If {emph}word is defined and len{emph}phrase is not zero then any consecutive whole word markings that are greater than or equal to len{emph}phrase, and does not contain a passage-break, are marked to use the firstletter{emph} and lastletter{emph} symbols. If lastletter{emph} is not defined and lastwordbefore{emph} or lastwordafter{emph} is defined, then they are set use them accordingly instead.

If {emph}word is not defined and singleletter{emph} is defined then any marked sequence of length one is set to use the singleletter{emph}.

If {emph}word and singleletter{emph} are not defined, then the markings are set to use firstletter{emph} and lastletter{emph} accordingly if they are defined.

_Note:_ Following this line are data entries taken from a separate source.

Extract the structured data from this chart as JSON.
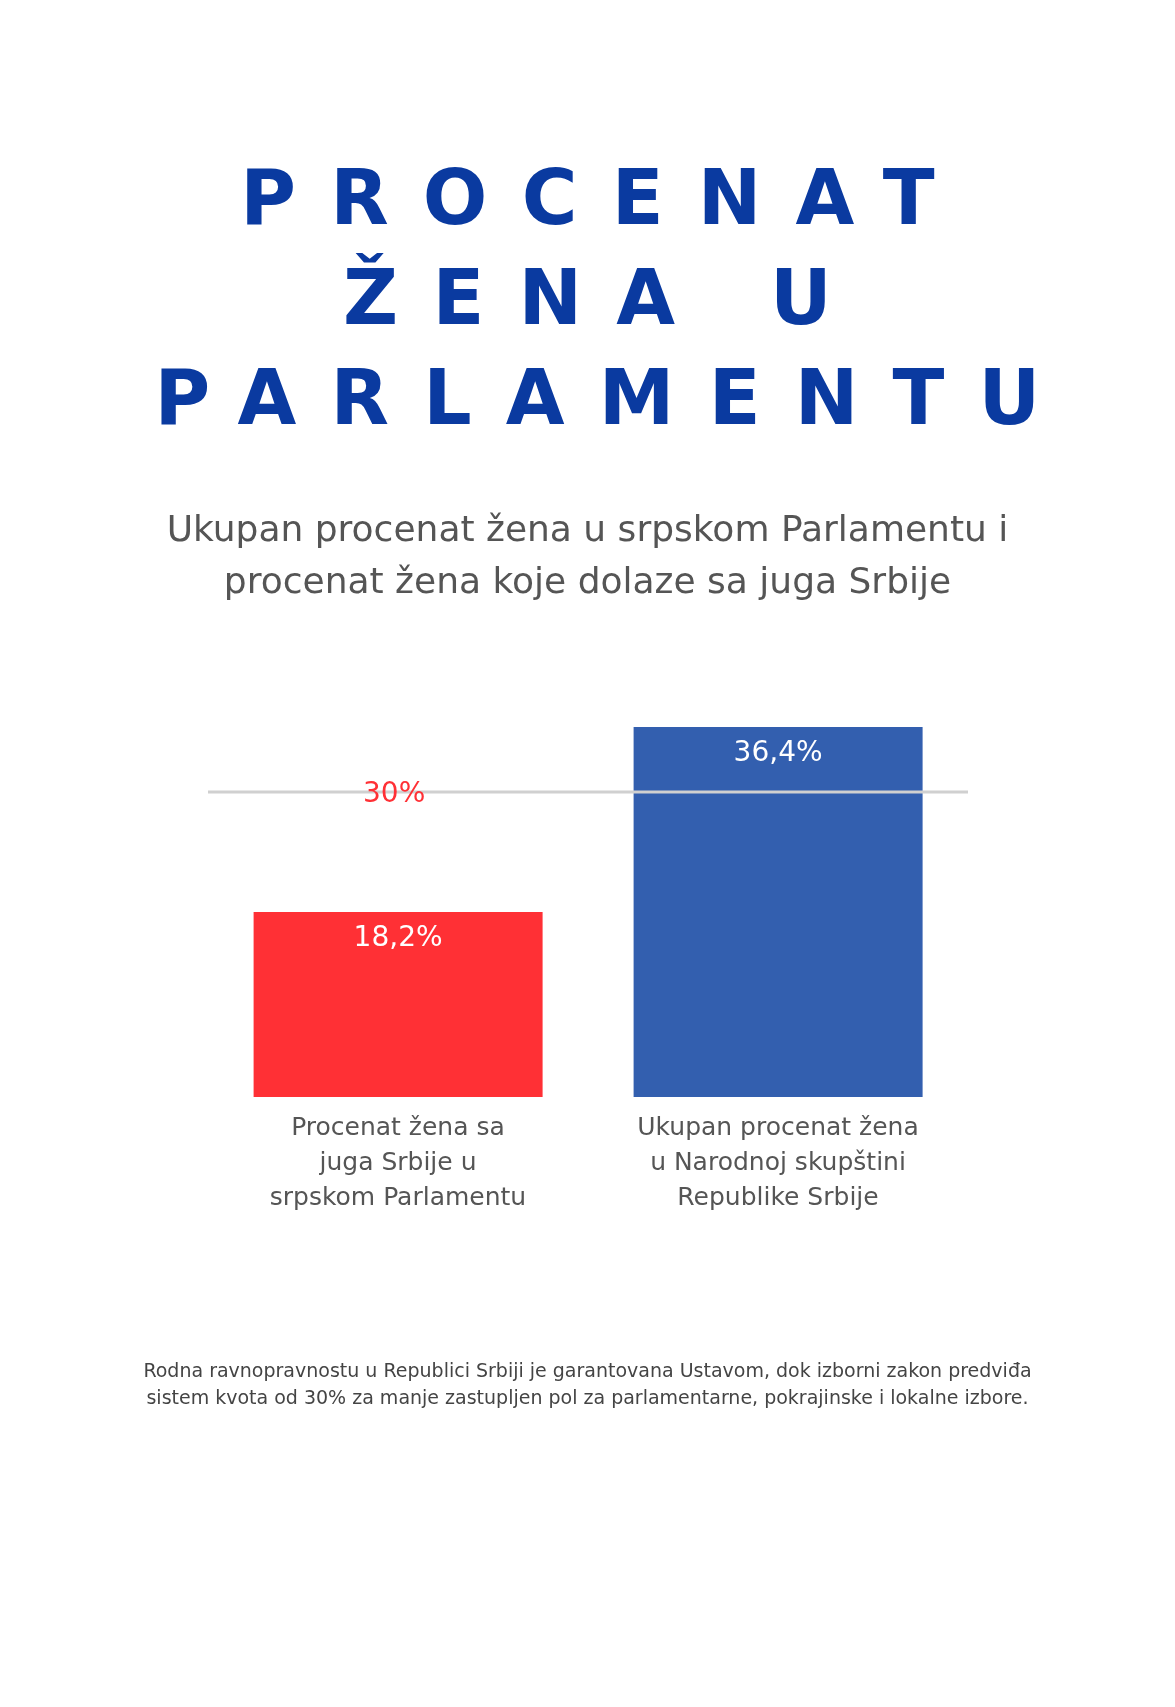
{
  "chart_data": {
    "type": "bar",
    "title": "PROCENAT ŽENA U PARLAMENTU",
    "subtitle": "Ukupan procenat žena u srpskom Parlamentu i procenat žena koje dolaze sa juga Srbije",
    "categories": [
      "Procenat žena sa juga Srbije u srpskom Parlamentu",
      "Ukupan procenat žena u Narodnoj skupštini Republike Srbije"
    ],
    "values": [
      18.2,
      36.4
    ],
    "colors": [
      "#ff3035",
      "#335faf"
    ],
    "value_labels": [
      "18,2%",
      "36,4%"
    ],
    "ref_lines": [
      {
        "axis": "y",
        "value": 30,
        "label": "30%",
        "color": "#d0d0d0"
      }
    ],
    "annotations": [
      "Rodna ravnopravnostu u Republici Srbiji je garantovana Ustavom, dok izborni zakon predviđa sistem kvota od 30% za manje zastupljen pol za parlamentarne, pokrajinske i lokalne izbore."
    ],
    "legend": false
  }
}
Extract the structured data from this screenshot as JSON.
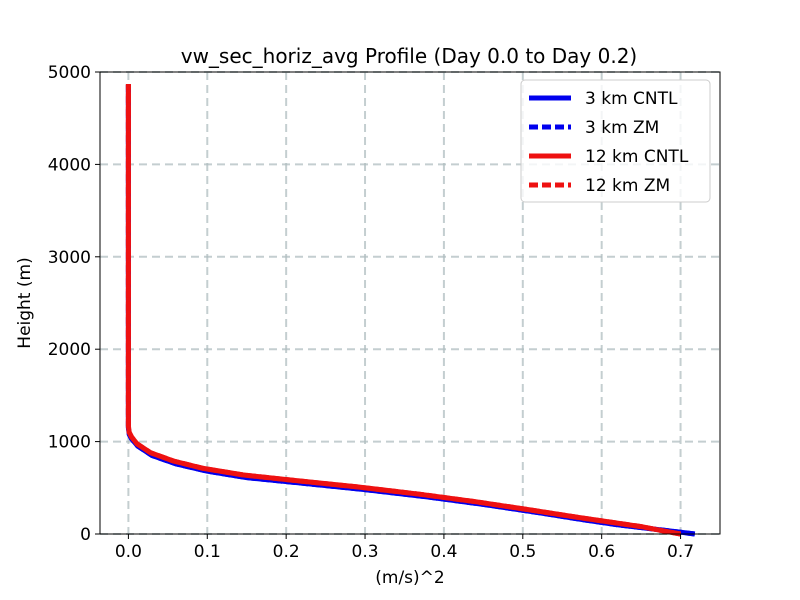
{
  "chart_data": {
    "type": "line",
    "title": "vw_sec_horiz_avg Profile (Day 0.0 to Day 0.2)",
    "xlabel": "(m/s)^2",
    "ylabel": "Height (m)",
    "xlim": [
      -0.036,
      0.75
    ],
    "ylim": [
      0,
      5000
    ],
    "xticks": [
      0.0,
      0.1,
      0.2,
      0.3,
      0.4,
      0.5,
      0.6,
      0.7
    ],
    "xtick_labels": [
      "0.0",
      "0.1",
      "0.2",
      "0.3",
      "0.4",
      "0.5",
      "0.6",
      "0.7"
    ],
    "yticks": [
      0,
      1000,
      2000,
      3000,
      4000,
      5000
    ],
    "ytick_labels": [
      "0",
      "1000",
      "2000",
      "3000",
      "4000",
      "5000"
    ],
    "grid": true,
    "legend_position": "top-right",
    "series": [
      {
        "name": "3 km CNTL",
        "color": "#0000ee",
        "dash": "solid",
        "x": [
          0.718,
          0.7,
          0.66,
          0.62,
          0.58,
          0.52,
          0.45,
          0.38,
          0.3,
          0.22,
          0.15,
          0.1,
          0.06,
          0.03,
          0.012,
          0.004,
          0.001,
          0.0,
          0.0
        ],
        "y": [
          0,
          20,
          60,
          100,
          150,
          230,
          320,
          400,
          480,
          550,
          610,
          680,
          760,
          850,
          950,
          1030,
          1080,
          1150,
          4860
        ]
      },
      {
        "name": "3 km ZM",
        "color": "#0000ee",
        "dash": "dashed",
        "x": [
          0.718,
          0.7,
          0.66,
          0.62,
          0.58,
          0.52,
          0.45,
          0.38,
          0.3,
          0.22,
          0.15,
          0.1,
          0.06,
          0.03,
          0.012,
          0.004,
          0.001,
          0.0,
          0.0
        ],
        "y": [
          0,
          20,
          60,
          100,
          150,
          230,
          320,
          400,
          480,
          550,
          610,
          680,
          760,
          850,
          950,
          1030,
          1080,
          1150,
          4860
        ]
      },
      {
        "name": "12 km CNTL",
        "color": "#ee1111",
        "dash": "solid",
        "x": [
          0.7,
          0.68,
          0.65,
          0.61,
          0.57,
          0.51,
          0.44,
          0.37,
          0.29,
          0.21,
          0.145,
          0.095,
          0.057,
          0.028,
          0.011,
          0.004,
          0.001,
          0.0,
          0.0
        ],
        "y": [
          0,
          30,
          80,
          130,
          180,
          260,
          350,
          430,
          510,
          580,
          640,
          710,
          790,
          880,
          975,
          1050,
          1100,
          1170,
          4870
        ]
      },
      {
        "name": "12 km ZM",
        "color": "#ee1111",
        "dash": "dashed",
        "x": [
          0.7,
          0.68,
          0.65,
          0.61,
          0.57,
          0.51,
          0.44,
          0.37,
          0.29,
          0.21,
          0.145,
          0.095,
          0.057,
          0.028,
          0.011,
          0.004,
          0.001,
          0.0,
          0.0
        ],
        "y": [
          0,
          30,
          80,
          130,
          180,
          260,
          350,
          430,
          510,
          580,
          640,
          710,
          790,
          880,
          975,
          1050,
          1100,
          1170,
          4870
        ]
      }
    ]
  }
}
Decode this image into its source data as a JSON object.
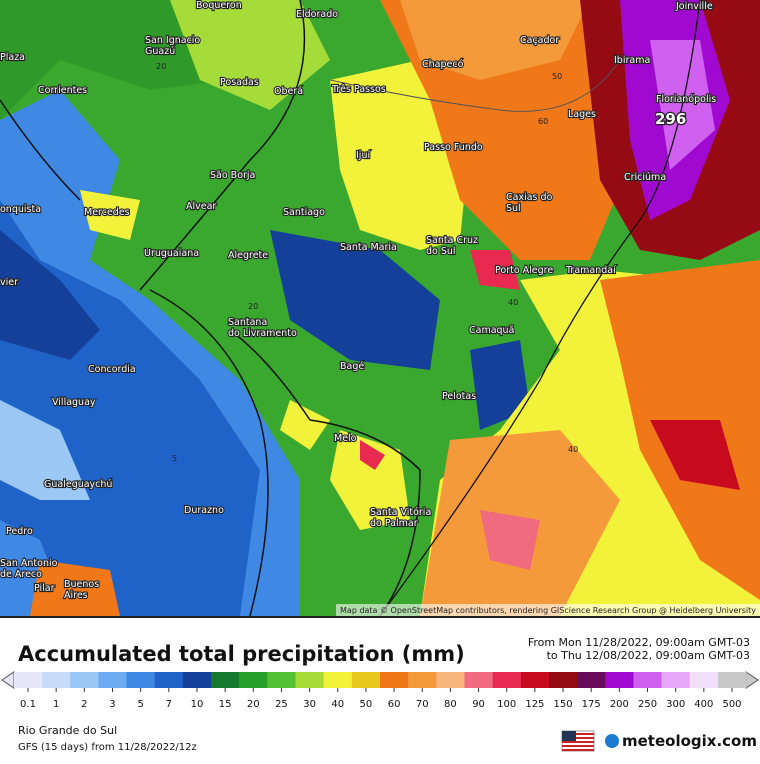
{
  "map": {
    "cities": [
      "Boqueron",
      "Eldorado",
      "Joinville",
      "Plaza",
      [
        "San Ignacio",
        "Guazú"
      ],
      "Caçador",
      "Chapecó",
      "Ibirama",
      "Posadas",
      "Oberá",
      "Corrientes",
      "Três Passos",
      "Florianópolis",
      "Lages",
      "Passo Fundo",
      "Ijuí",
      "Criciúma",
      "São Borja",
      [
        "Caxias do",
        "Sul"
      ],
      "Alvear",
      "onquista",
      "Mercedes",
      "Santiago",
      [
        "Santa Cruz",
        "do Sul"
      ],
      "Santa Maria",
      "Uruguaiana",
      "Alegrete",
      "Porto Alegre",
      "Tramandaí",
      "vier",
      [
        "Santana",
        "do Livramento"
      ],
      "Camaquã",
      "Concordia",
      "Bagé",
      "Pelotas",
      "Villaguay",
      "Melo",
      "Gualeguaychú",
      "Durazno",
      [
        "Santa Vitória",
        "do Palmar"
      ],
      "Pedro",
      [
        "San Antonio",
        "de Areco"
      ],
      "Pilar",
      [
        "Buenos",
        "Aires"
      ]
    ],
    "max_value": "296",
    "contour_labels": [
      "20",
      "50",
      "60",
      "20",
      "40",
      "5",
      "40"
    ],
    "attribution": "Map data © OpenStreetMap contributors, rendering GIScience Research Group @ Heidelberg University"
  },
  "footer": {
    "title": "Accumulated total precipitation (mm)",
    "from": "From Mon 11/28/2022, 09:00am GMT-03",
    "to": "to Thu 12/08/2022, 09:00am GMT-03",
    "scale": [
      {
        "label": "0.1",
        "color": "#e6e6f8"
      },
      {
        "label": "1",
        "color": "#c6dcf8"
      },
      {
        "label": "2",
        "color": "#9cc8f5"
      },
      {
        "label": "3",
        "color": "#6eaaf0"
      },
      {
        "label": "5",
        "color": "#3f88e4"
      },
      {
        "label": "7",
        "color": "#2063c8"
      },
      {
        "label": "10",
        "color": "#15409a"
      },
      {
        "label": "15",
        "color": "#16782e"
      },
      {
        "label": "20",
        "color": "#27a02a"
      },
      {
        "label": "25",
        "color": "#52c234"
      },
      {
        "label": "30",
        "color": "#a6dc3a"
      },
      {
        "label": "40",
        "color": "#f2f23a"
      },
      {
        "label": "50",
        "color": "#e8c81e"
      },
      {
        "label": "60",
        "color": "#f07818"
      },
      {
        "label": "70",
        "color": "#f59a3a"
      },
      {
        "label": "80",
        "color": "#f7b67a"
      },
      {
        "label": "90",
        "color": "#f06a80"
      },
      {
        "label": "100",
        "color": "#e82a50"
      },
      {
        "label": "125",
        "color": "#c80a1e"
      },
      {
        "label": "150",
        "color": "#960a14"
      },
      {
        "label": "175",
        "color": "#6a0a5a"
      },
      {
        "label": "200",
        "color": "#a00ad0"
      },
      {
        "label": "250",
        "color": "#d060f0"
      },
      {
        "label": "300",
        "color": "#e8a8f8"
      },
      {
        "label": "400",
        "color": "#f2e0fa"
      },
      {
        "label": "500",
        "color": "#c8c8c8"
      }
    ],
    "region": "Rio Grande do Sul",
    "model": "GFS (15 days) from 11/28/2022/12z",
    "brand": "meteologix.com"
  }
}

Capitalization will also have an additional step to check. Non-letter characters not defined in capsmodechars or a word_reset contained in the typebuf will cause a word reset.

Sequence Delimiters

These opcodes can be used to define what a word or letter sequence are. When the "seqdelimiter" is used, the opcodes "word" and "contraction" use the definitions to determine whether or not they are to be used. If "seqdelimiter" is not used then the original implementation is used.

seqdelimiter [chars]

Sets a character attribute on all the listed characters such that they will designate a valid beginning and ending to a letter sequence used to determine when a letter sequence is "standing alone". Spaces do not need to be listed as they are automatically delimiters. For example, in UEB (section 2.6.1 page 15), any hyphen or dash count as delimiters. This opcode can be used several times, but the characters must have already been defined.

seqbeforechars [chars]

Sets a character attribute on all listed characters such that they may appear between a beginning sequence delimiter and the letter sequence itself. For example, in UEB (2.6.2, page 15), opening parenthesis and opening quotations and such are allowed. This opcode can be used several times, but the characters must have already been defined.

seqafterchars [chars]

Same as seqbeforechars except the characters can be between an ending sequence delimiter and the letter sequence itself. For example, in UEB (2.6.3, page 16), closing parenthesis and closing quotations and such are allowed.

seqafterpattern [string]

Specifies that a specific string of characters can be between an ending sequence delimiter and the letter sequence itself. For example, in UEB (section 2.6.4, page 18), the 'd, 's, 'll, 've, etc. can be after a letter sequence provided the overall sequence is "standing alone". This opcode is used multiple times, once per pattern.

Misc

numericmodechars [chars]

Sets a character attribute on all the listed characters such that when they are followed by a digit, then start numeric mode. If they are followed by another character set by numericmodechars, then checking continues until a digit or non-digit if found.

numericnocontchars [chars]

Sets a character attribute on all the listed characters such that they will have the nocontractsign set when numeric mode ends. This is used for instances when a letter a-j follows a digit, it must have the nocontractsign sign set (section 6.5.2, page 62).

nocontractsign [dots]

This symbol, if defined, is outputted when a "contraction" rule has been reached. It is also outputted when numeric mode ends on a character set by numericnocontchars.

Attributes

word_reset

When this bit is set on a character, that character will act as a word reset regardless of its attributes. This is only checked for capitalization.

passage_break

This bit is checked as passages are being resolved. Passages are not allowed to cross over and character with this bit set. reset and cannot cross it.